De emocionarnos a emocionarse. Con una Les Paul negra colgada que contrasta el azul de su vestido, recuerda lo sucedido tres años atrás. Confiesa que fue la primera vez que sintió aceptación en el extranjero y agradece el cariño que se tuvo con ella al canturrear la intro de “Pienso en tu mirá”. Hay en estos pocos versos una divina reminiscencia. El llanto refleja la sinceridad de sus palabras, son estampas imposibles de olvidar guardadas en el alma. “La cantaron con tanto amor. Me acuerdo como si fuera ayer -dice conmovida-. Me gustaría volver a repetir ese momento”, agrega con agua en el fondo y fuego en sus manos tocando “Dolerme”. Desde el minimalismo Rosalía exprime una gran cantidad de recursos formales que subrayan la arbitrariedad del vivo. El mix abreviado de “De ahí no sales” y “Bulerías” es vestigio de un extenso repertorio y del capricho de abarcar lo más posible para darlo todo en una misma noche.
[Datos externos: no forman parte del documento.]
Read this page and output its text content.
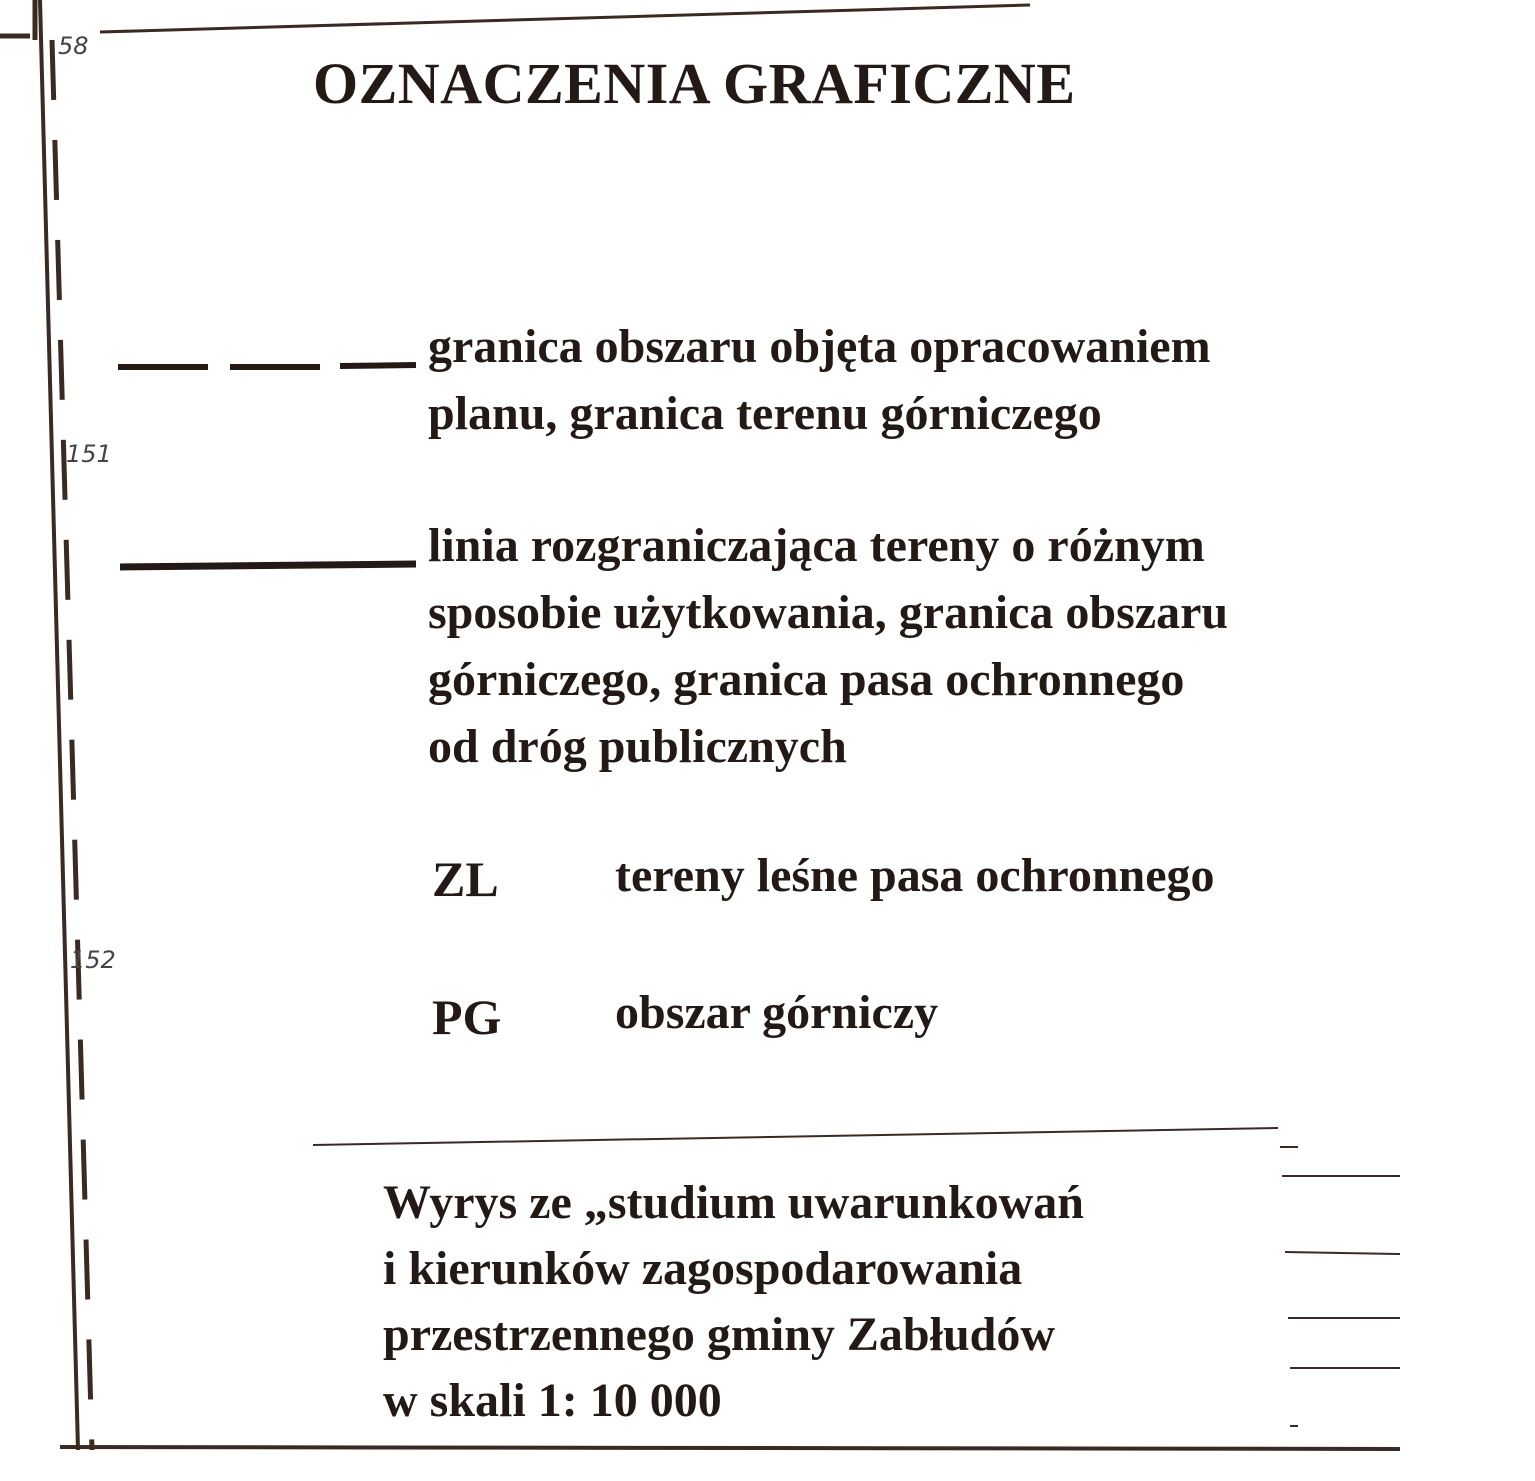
58
151
152
OZNACZENIA GRAFICZNE
granica obszaru objęta opracowaniem
planu, granica terenu górniczego
linia rozgraniczająca tereny o różnym
sposobie użytkowania, granica obszaru
górniczego, granica pasa ochronnego
od dróg publicznych
ZL tereny leśne pasa ochronnego
PG obszar górniczy
Wyrys ze „studium uwarunkowań
i kierunków zagospodarowania
przestrzennego gminy Zabłudów
w skali 1: 10 000
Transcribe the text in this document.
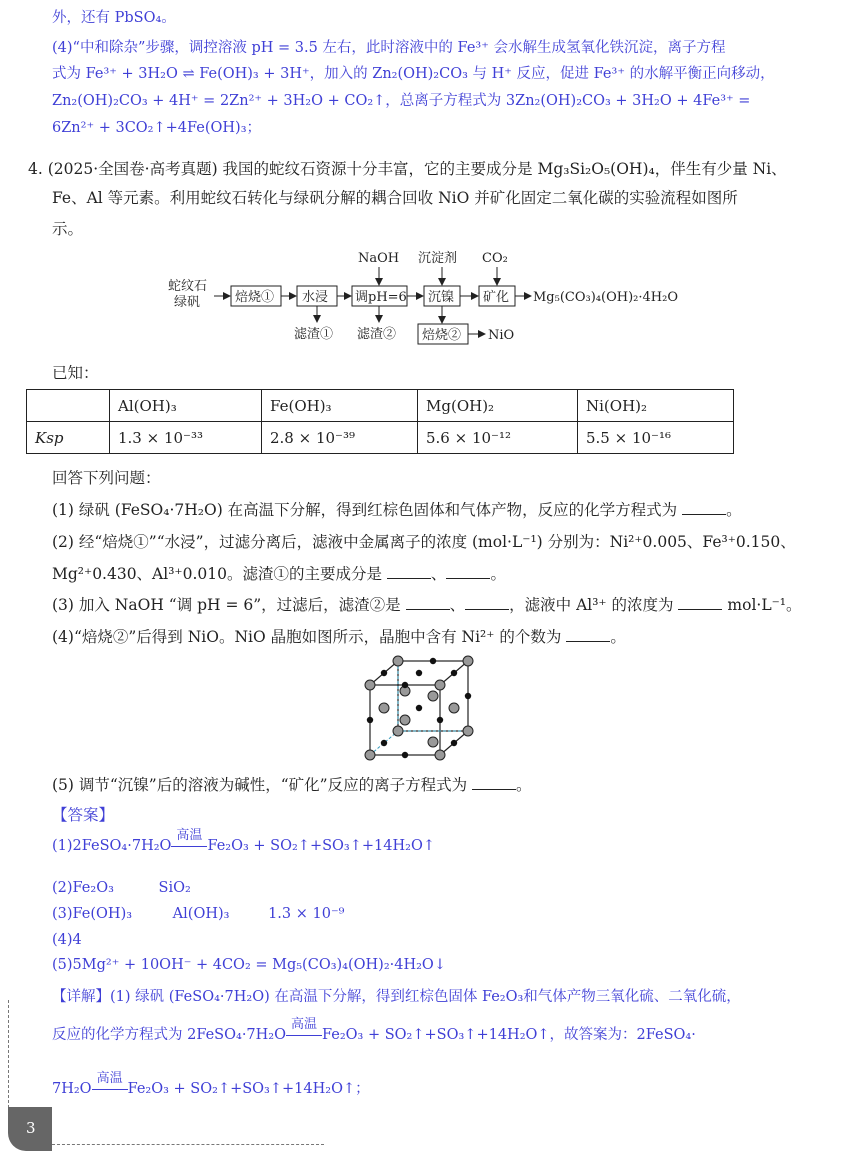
外，还有 PbSO₄。
(4)“中和除杂”步骤，调控溶液 pH = 3.5 左右，此时溶液中的 Fe³⁺ 会水解生成氢氧化铁沉淀，离子方程
式为 Fe³⁺ + 3H₂O ⇌ Fe(OH)₃ + 3H⁺，加入的 Zn₂(OH)₂CO₃ 与 H⁺ 反应，促进 Fe³⁺ 的水解平衡正向移动，
Zn₂(OH)₂CO₃ + 4H⁺ = 2Zn²⁺ + 3H₂O + CO₂↑，总离子方程式为 3Zn₂(OH)₂CO₃ + 3H₂O + 4Fe³⁺ =
6Zn²⁺ + 3CO₂↑+4Fe(OH)₃；
4. (2025·全国卷·高考真题) 我国的蛇纹石资源十分丰富，它的主要成分是 Mg₃Si₂O₅(OH)₄，伴生有少量 Ni、
Fe、Al 等元素。利用蛇纹石转化与绿矾分解的耦合回收 NiO 并矿化固定二氧化碳的实验流程如图所
示。
蛇纹石
绿矾	焙烧① 水浸 调pH=6 沉镍 矿化 Mg₅(CO₃)₄(OH)₂·4H₂O
NaOH 沉淀剂 CO₂
滤渣① 滤渣② 焙烧② NiO
已知：
	Al(OH)₃	Fe(OH)₃	Mg(OH)₂	Ni(OH)₂
Ksp	1.3 × 10⁻³³	2.8 × 10⁻³⁹	5.6 × 10⁻¹²	5.5 × 10⁻¹⁶
回答下列问题：
(1) 绿矾 (FeSO₄·7H₂O) 在高温下分解，得到红棕色固体和气体产物，反应的化学方程式为	。
(2) 经“焙烧①”“水浸”，过滤分离后，滤液中金属离子的浓度 (mol·L⁻¹) 分别为：Ni²⁺0.005、Fe³⁺0.150、
Mg²⁺0.430、Al³⁺0.010。滤渣①的主要成分是	、	。
(3) 加入 NaOH “调 pH = 6”，过滤后，滤渣②是	、	，滤液中 Al³⁺ 的浓度为	mol·L⁻¹。
(4)“焙烧②”后得到 NiO。NiO 晶胞如图所示，晶胞中含有 Ni²⁺ 的个数为	。
(5) 调节“沉镍”后的溶液为碱性，“矿化”反应的离子方程式为	。
【答案】
(1)2FeSO₄·7H₂O
高温
Fe₂O₃ + SO₂↑+SO₃↑+14H₂O↑
(2)Fe₂O₃	SiO₂
(3)Fe(OH)₃	Al(OH)₃	1.3 × 10⁻⁹
(4)4
(5)5Mg²⁺ + 10OH⁻ + 4CO₂ = Mg₅(CO₃)₄(OH)₂·4H₂O↓
【详解】(1) 绿矾 (FeSO₄·7H₂O) 在高温下分解，得到红棕色固体 Fe₂O₃和气体产物三氧化硫、二氧化硫，
反应的化学方程式为 2FeSO₄·7H₂O
高温
Fe₂O₃ + SO₂↑+SO₃↑+14H₂O↑，故答案为：2FeSO₄·
7H₂O
高温
Fe₂O₃ + SO₂↑+SO₃↑+14H₂O↑；
3
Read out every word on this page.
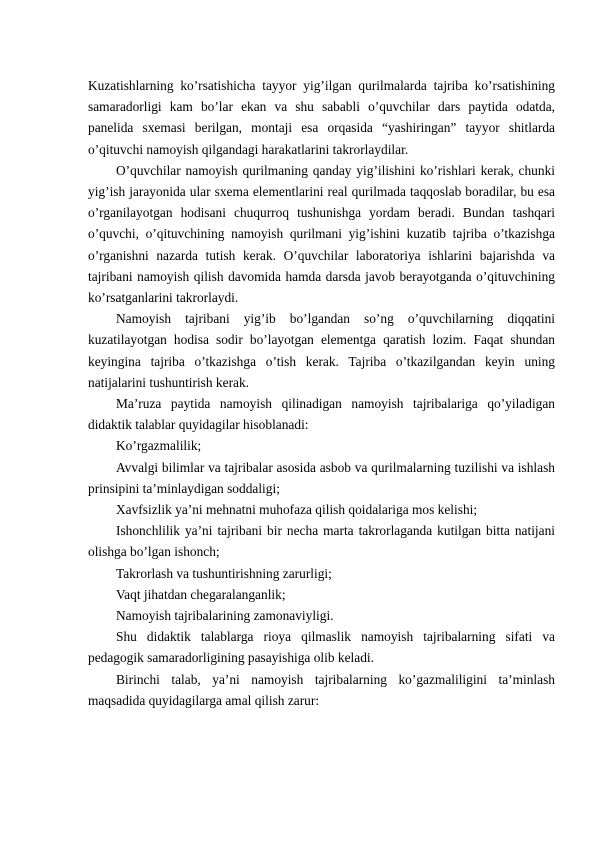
Kuzatishlarning ko’rsatishicha tayyor yig’ilgan qurilmalarda tajriba ko’rsatishining samaradorligi kam bo’lar ekan va shu sababli o’quvchilar dars paytida odatda, panelida sxemasi berilgan, montaji esa orqasida “yashiringan” tayyor shitlarda o’qituvchi namoyish qilgandagi harakatlarini takrorlaydilar.

O’quvchilar namoyish qurilmaning qanday yig’ilishini ko’rishlari kerak, chunki yig’ish jarayonida ular sxema elementlarini real qurilmada taqqoslab boradilar, bu esa o’rganilayotgan hodisani chuqurroq tushunishga yordam beradi. Bundan tashqari o’quvchi, o’qituvchining namoyish qurilmani yig’ishini kuzatib tajriba o’tkazishga o’rganishni nazarda tutish kerak. O’quvchilar laboratoriya ishlarini bajarishda va tajribani namoyish qilish davomida hamda darsda javob berayotganda o’qituvchining ko’rsatganlarini takrorlaydi.

Namoyish tajribani yig’ib bo’lgandan so’ng o’quvchilarning diqqatini kuzatilayotgan hodisa sodir bo’layotgan elementga qaratish lozim. Faqat shundan keyingina tajriba o’tkazishga o’tish kerak. Tajriba o’tkazilgandan keyin uning natijalarini tushuntirish kerak.

Ma’ruza paytida namoyish qilinadigan namoyish tajribalariga qo’yiladigan didaktik talablar quyidagilar hisoblanadi:

Ko’rgazmalilik;

Avvalgi bilimlar va tajribalar asosida asbob va qurilmalarning tuzilishi va ishlash prinsipini ta’minlaydigan soddaligi;

Xavfsizlik ya’ni mehnatni muhofaza qilish qoidalariga mos kelishi;

Ishonchlilik ya’ni tajribani bir necha marta takrorlaganda kutilgan bitta natijani olishga bo’lgan ishonch;

Takrorlash va tushuntirishning zarurligi;

Vaqt jihatdan chegaralanganlik;

Namoyish tajribalarining zamonaviyligi.

Shu didaktik talablarga rioya qilmaslik namoyish tajribalarning sifati va pedagogik samaradorligining pasayishiga olib keladi.

Birinchi talab, ya’ni namoyish tajribalarning ko’gazmaliligini ta’minlash maqsadida quyidagilarga amal qilish zarur:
Los sentimientos para Rosalía se expresan en un formato similar al de los cuadernos con hojas secas que se emparejan por impresiones más intensas que sobrepasan toda lógica de acuerdo al tamaño o color. El show tiene la identidad camaleónica del álbum, Motomami. Performático, juguetón y estimulante. Los graves nos rompen el pecho mientras los bailarines moldean con sus cuerpos un vehículo perfecto: “¡Motomami, Motomami, Motomami!”. El camarógrafo es fundamental, la persigue durante todo el recital, se encarga de registrar gesticulaciones y movimientos en encuadres cinematográficos que potencian la esencia del rito.
En “G3 N15” rememora la dedicatoria, una historia acerca de extrañar y de lo que significa la distancia. Da vueltas en una plataforma. El estridente “¡Hay picos en los brazos!” estremece la piel, y hasta duele un poco a pesar del éxtasis colectivo. Continúa el popular feat con Bad Bunny, “Lo de anoche”. En ese momento evidencia otro de los recursos de época, la estética TikTok. Lo que se puede deducir con la verticalidad de la pantalla, queda manifiesto cuando ella se baja a interactuar con el público y robarles selfies a quienes resisten al frente del pelotón. Desde lo que pueden parecer pormenores, Rosalía se pone sobre los hombros el peso de toda una generación.
Entre la poca parafernalia hay una silla de peluquería. Vuelve a subir al escenario con una bandera argentina colgada en su espalda, deja la cámara y toma unas tijeras para cortarse las trenzas en la esquizofrénica “Diablo”. Otro de los momentos más mágicos de la velada fue cuando se sentó junto al piano en “Hentai”. Su voz angelical suscita tantas lágrimas de cristal como caricias, besos y abrazos en el público que se extienden hasta que suena el ansiado cover de La Factoría, “Perdoname”. Los corazones confinados, despertados por la nostalgia restan importancia a la omisión de los drums en modo metralleta del tema anterior.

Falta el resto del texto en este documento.